I’ll give you a little episode. My first opportunity to go to convention was to Miami two years ago. So I didn’t know. I bought the company, but I didn’t work at the company for the first couple of years, because I was running the National Australia Bank, and I got a chance to go into the company. I go to my first convention. I’m the new boy-I don’t know anybody. I’m at one of the functions, I’m chatting with Dorothy Dale Carnegie, the daughter. What an honor. And she’s chatting with this guy and he’s got a mustache, he’s wearing a Hawaiian shirt, he’s got long hair and a pony tail. I’m thinking this guy doesn’t look quite Dale Carnegie to me, you know. And she’s very friendly with him. I was talking to him later and I found out he actually is the guy that organizes the conventions, all the cameras and all the sound gear, all the sort of backstage stuff. His company does that, they’ve been doing it forever. And he said, you know I really like your organization, I do this every year, I don’t make any money. It’s always the last job in the year, but I always like to come every year because you people really walk the talk. I’m thinking, what’s he talking about? And I said, what do you mean? And he said, well you guys actually follow the principals. You actually do what you say you should do. And I thought what you mean. And he said well I actually do this for a living. I go to conventions all over the place. The top motivational speakers are my clientele; I am organizing their events for them. I’m on the headset; I’m backstage. I hear everything. I see everything. And I see what’s going on out front and I also see what’s going on out back and a lot of times it isn’t the same thing. He said, what I like about your organization is that it is always the same thing. And that is the brand, the purity of the brand. Keep my dream alive. Change people’s lives. That is why the brand works.
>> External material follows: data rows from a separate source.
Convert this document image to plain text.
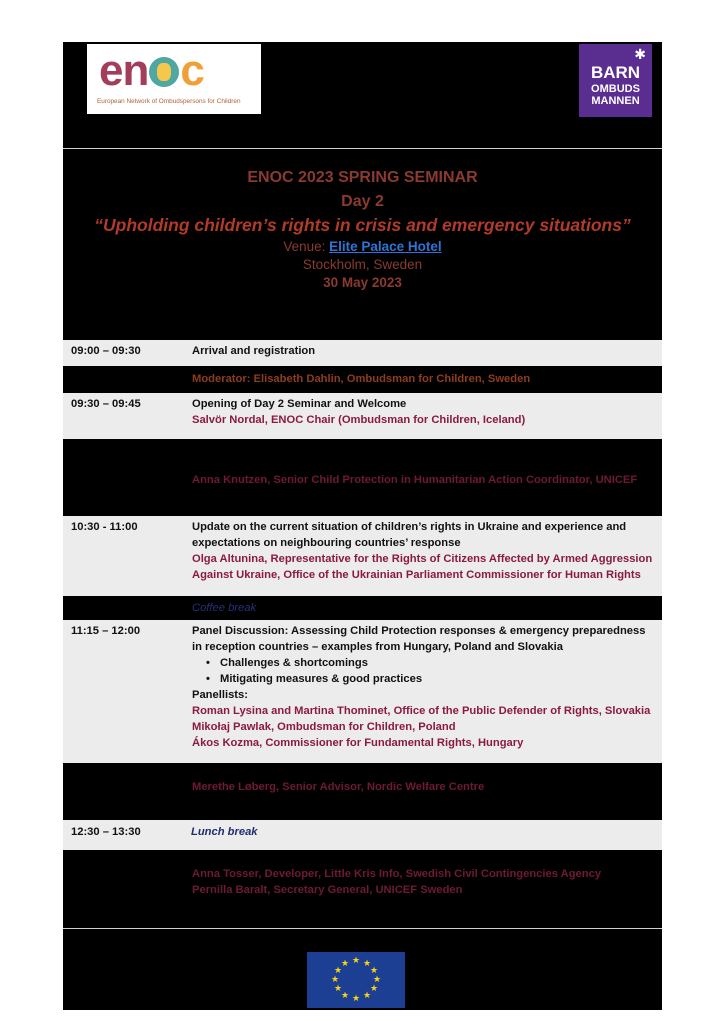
en c
European Network of Ombudspersons for Children
✱
BARN
OMBUDS
MANNEN
ENOC 2023 SPRING SEMINAR
Day 2
“Upholding children’s rights in crisis and emergency situations”
Venue: Elite Palace Hotel
Stockholm, Sweden
30 May 2023
09:00 – 09:30	Arrival and registration
Moderator: Elisabeth Dahlin, Ombudsman for Children, Sweden
09:30 – 09:45	Opening of Day 2 Seminar and Welcome
Salvör Nordal, ENOC Chair (Ombudsman for Children, Iceland)
Anna Knutzen, Senior Child Protection in Humanitarian Action Coordinator, UNICEF
10:30 - 11:00	Update on the current situation of children’s rights in Ukraine and experience and expectations on neighbouring countries’ response
Olga Altunina, Representative for the Rights of Citizens Affected by Armed Aggression Against Ukraine, Office of the Ukrainian Parliament Commissioner for Human Rights
Coffee break
11:15 – 12:00	Panel Discussion: Assessing Child Protection responses & emergency preparedness in reception countries – examples from Hungary, Poland and Slovakia
• Challenges & shortcomings
• Mitigating measures & good practices
Panellists:
Roman Lysina and Martina Thominet, Office of the Public Defender of Rights, Slovakia
Mikołaj Pawlak, Ombudsman for Children, Poland
Ákos Kozma, Commissioner for Fundamental Rights, Hungary
Merethe Løberg, Senior Advisor, Nordic Welfare Centre
12:30 – 13:30	Lunch break
Anna Tosser, Developer, Little Kris Info, Swedish Civil Contingencies Agency
Pernilla Baralt, Secretary General, UNICEF Sweden
★ ★
★
★
★
★
★
★
★
★
★
★
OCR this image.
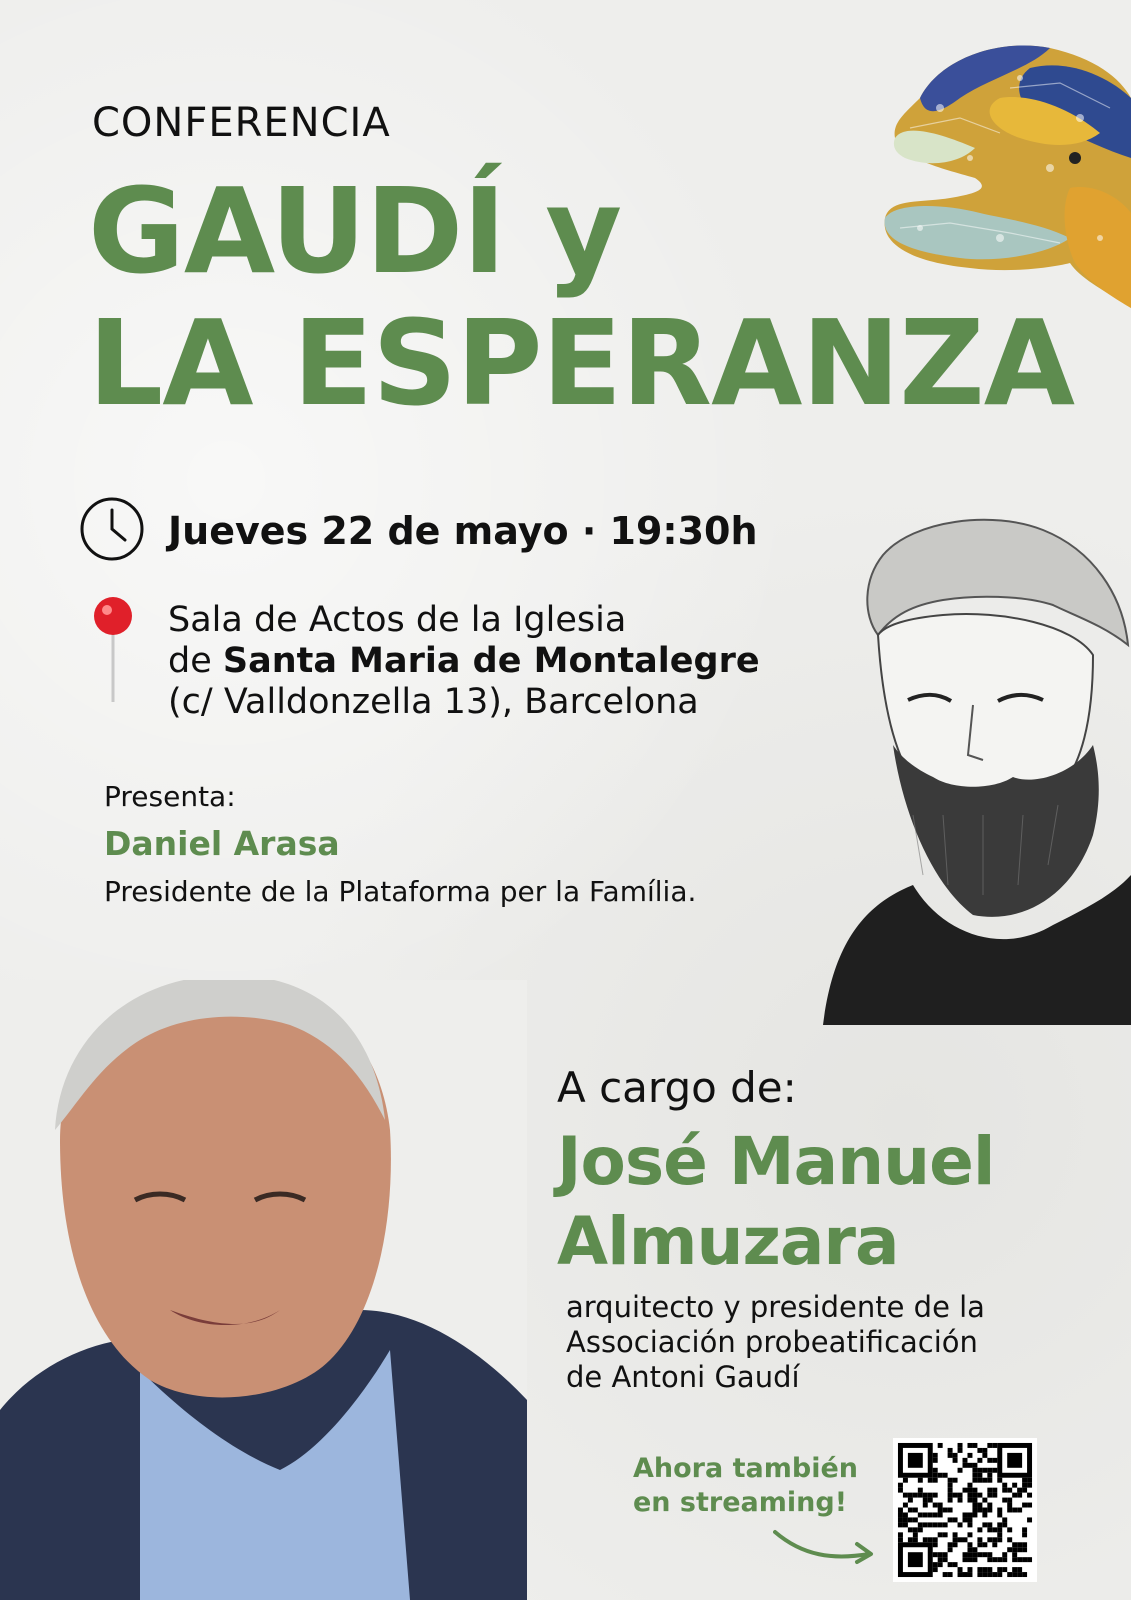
CONFERENCIA
GAUDÍ y
LA ESPERANZA
Jueves 22 de mayo · 19:30h
Sala de Actos de la Iglesia
de Santa Maria de Montalegre
(c/ Valldonzella 13), Barcelona
Presenta:
Daniel Arasa
Presidente de la Plataforma per la Família.
A cargo de:
José Manuel
Almuzara
arquitecto y presidente de la
Associación probeatificación
de Antoni Gaudí
Ahora también
en streaming!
And that’s why it is a success in Japan as well. Dale Carnegie was actually in Japan three times. Came here twice in 1939 as a guest of the Japanese government. And he traveled through Japan up into Korea through to China and then back again to the states. And he came back in 1953. When he was here in 1939 he visited a number of places and he went to Gifu and you might know that in Gifu the have a very famous Cormorant fishing festival, it’s quite a tourist attraction. It was a tourist attraction then and it’s a tourist attraction now and he stayed at the Nagaragawa hotel in Gifu and there was a gentleman there by the name of Mochizuki. And he was just working in the hotel and he was given a book, he was actually given this book “How to Win Friends and Influence People” by Dale Carnegie. Now in ‘39, a couple of years later Mochizuki is in a uniform. I don’t quite know where he was, but interestingly he said I had that book with me all through the war because it meant so much to me that he was a guy that could see beyond the statesmen and diplomats to a different world where people could get on. He was conscripted into the army, he didn’t have a choice, but he saw a different world.